Normally he’d have rented a nice sedan. Back in Los Angeles he owned a plain old Chevrolet, but sometimes the Bureau gave him something flashier, like when he investigated that necromancer in Hollywood and got to spend a few weeks tooling around in a beautiful MG. But the current assignment called for something plainer, so he took a taxi over the state line into Kansas, where he found a dealer selling an ugly but serviceable Dodge pickup truck. Charles bought the truck outright; then he drove down bumpy dirt roads into the countryside until he found a small-town mercantile store. Ignoring the gaping locals, he bought jeans, three cheap cotton shirts, and a pair of dun-colored boots. He’d almost left the place before he remembered a hat, ending up with a plain straw number.
In the middle of nowhere, between fields of half-grown sorghum, he changed out of his suit and into his new, more rustic clothing. He packed his California clothes away in his suitcase; then he spent a half-hour trudging through the dirt, trying to make his new outfit look old. Sometimes he even dropped to the ground and rolled a bit. He stomped on his new hat a couple of times. Satisfied, he got back into the truck and drove away in search of a carnival.
News of the demon was already old when it reached Townsend’s desk. And because it had taken a few days for Charles to reach Kansas and start looking, he had no idea where to start. He drove around for over a week, eating pie in diners and sleeping wherever he could rent a room. He had very good hearing, and he eavesdropped shamelessly. He heard rumors of a banshee near Dodge City and stories of ghosts in Beloit, but those were Chicago’s problems, not his. He made notes of them for his eventual report.

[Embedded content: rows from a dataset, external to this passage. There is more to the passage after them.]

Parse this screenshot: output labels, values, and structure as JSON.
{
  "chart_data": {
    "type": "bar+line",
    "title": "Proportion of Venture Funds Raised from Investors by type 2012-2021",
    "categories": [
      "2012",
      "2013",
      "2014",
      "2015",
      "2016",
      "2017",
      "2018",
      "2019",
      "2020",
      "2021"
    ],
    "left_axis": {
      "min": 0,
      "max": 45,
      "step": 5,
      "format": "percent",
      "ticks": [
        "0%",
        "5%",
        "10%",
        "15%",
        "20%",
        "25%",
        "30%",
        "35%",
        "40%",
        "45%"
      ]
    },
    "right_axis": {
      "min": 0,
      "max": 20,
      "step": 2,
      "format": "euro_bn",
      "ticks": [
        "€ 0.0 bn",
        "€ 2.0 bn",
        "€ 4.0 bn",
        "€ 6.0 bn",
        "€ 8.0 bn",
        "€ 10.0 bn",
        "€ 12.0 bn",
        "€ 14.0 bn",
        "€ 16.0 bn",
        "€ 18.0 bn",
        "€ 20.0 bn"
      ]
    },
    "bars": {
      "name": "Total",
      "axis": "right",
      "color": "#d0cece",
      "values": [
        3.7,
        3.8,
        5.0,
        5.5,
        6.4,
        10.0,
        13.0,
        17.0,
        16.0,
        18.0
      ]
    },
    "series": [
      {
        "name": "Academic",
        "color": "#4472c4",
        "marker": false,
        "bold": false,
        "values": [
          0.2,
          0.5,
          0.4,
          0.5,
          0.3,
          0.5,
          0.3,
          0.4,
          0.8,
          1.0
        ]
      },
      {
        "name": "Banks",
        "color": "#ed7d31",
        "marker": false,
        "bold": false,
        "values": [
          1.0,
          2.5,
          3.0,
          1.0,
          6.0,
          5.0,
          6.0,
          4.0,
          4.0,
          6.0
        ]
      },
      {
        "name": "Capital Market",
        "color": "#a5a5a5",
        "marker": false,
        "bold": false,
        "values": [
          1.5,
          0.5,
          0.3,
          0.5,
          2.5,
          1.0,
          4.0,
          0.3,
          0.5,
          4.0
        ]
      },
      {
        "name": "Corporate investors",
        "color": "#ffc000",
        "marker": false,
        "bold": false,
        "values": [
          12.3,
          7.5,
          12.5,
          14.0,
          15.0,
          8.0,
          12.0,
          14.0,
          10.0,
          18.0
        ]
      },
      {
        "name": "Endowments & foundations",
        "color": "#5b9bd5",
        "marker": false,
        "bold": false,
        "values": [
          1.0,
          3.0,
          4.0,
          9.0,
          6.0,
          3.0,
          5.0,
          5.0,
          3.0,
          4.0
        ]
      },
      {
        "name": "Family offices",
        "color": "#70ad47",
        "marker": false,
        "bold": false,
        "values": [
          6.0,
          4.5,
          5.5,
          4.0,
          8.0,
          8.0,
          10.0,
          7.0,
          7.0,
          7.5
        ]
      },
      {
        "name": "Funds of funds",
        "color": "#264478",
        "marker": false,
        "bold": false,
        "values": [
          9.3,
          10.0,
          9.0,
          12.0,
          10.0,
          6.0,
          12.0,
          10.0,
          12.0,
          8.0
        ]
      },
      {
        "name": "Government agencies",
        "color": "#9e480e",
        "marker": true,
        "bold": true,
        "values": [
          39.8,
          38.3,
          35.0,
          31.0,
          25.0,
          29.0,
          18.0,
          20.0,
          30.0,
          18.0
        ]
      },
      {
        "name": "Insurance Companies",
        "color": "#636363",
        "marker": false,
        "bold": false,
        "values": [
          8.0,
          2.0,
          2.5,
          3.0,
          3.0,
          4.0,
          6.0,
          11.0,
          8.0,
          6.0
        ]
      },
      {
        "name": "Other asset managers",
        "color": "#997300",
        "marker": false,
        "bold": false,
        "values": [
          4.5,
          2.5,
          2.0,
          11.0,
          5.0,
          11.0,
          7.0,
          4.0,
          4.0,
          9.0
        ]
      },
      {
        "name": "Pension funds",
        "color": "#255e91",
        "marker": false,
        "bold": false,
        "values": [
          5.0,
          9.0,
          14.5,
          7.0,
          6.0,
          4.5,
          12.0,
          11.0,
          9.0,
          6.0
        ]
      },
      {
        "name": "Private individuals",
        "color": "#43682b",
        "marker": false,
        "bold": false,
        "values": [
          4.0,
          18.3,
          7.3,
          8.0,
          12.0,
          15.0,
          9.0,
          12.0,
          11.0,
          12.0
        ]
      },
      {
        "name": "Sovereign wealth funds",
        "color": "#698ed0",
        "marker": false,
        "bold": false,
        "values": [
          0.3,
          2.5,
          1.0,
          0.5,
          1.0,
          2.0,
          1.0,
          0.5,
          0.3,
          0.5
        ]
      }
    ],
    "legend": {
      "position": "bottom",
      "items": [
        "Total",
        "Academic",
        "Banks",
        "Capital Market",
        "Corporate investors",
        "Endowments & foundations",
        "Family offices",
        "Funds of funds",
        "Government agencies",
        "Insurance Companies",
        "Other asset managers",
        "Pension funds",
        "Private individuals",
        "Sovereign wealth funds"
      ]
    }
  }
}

It was in the aptly named town of Plainville that he finally found a lead. He’d rolled in at midday, parked his truck downtown, and strolled around for a while, taking the measure of the grain elevator and passing a few tired-looking women in faded print dresses. Half of the shops were boarded up. He wondered if the owners had gone west in search of jobs or had just grown old and died. But there was some life yet in the diner, and that’s where he ended up. Everyone else was eating big slabs of ham and steak, but he had to be content with pie and coffee. Meat didn’t agree with him any better than alcohol or cigarettes. At least the pie—strawberry rhubarb—was good.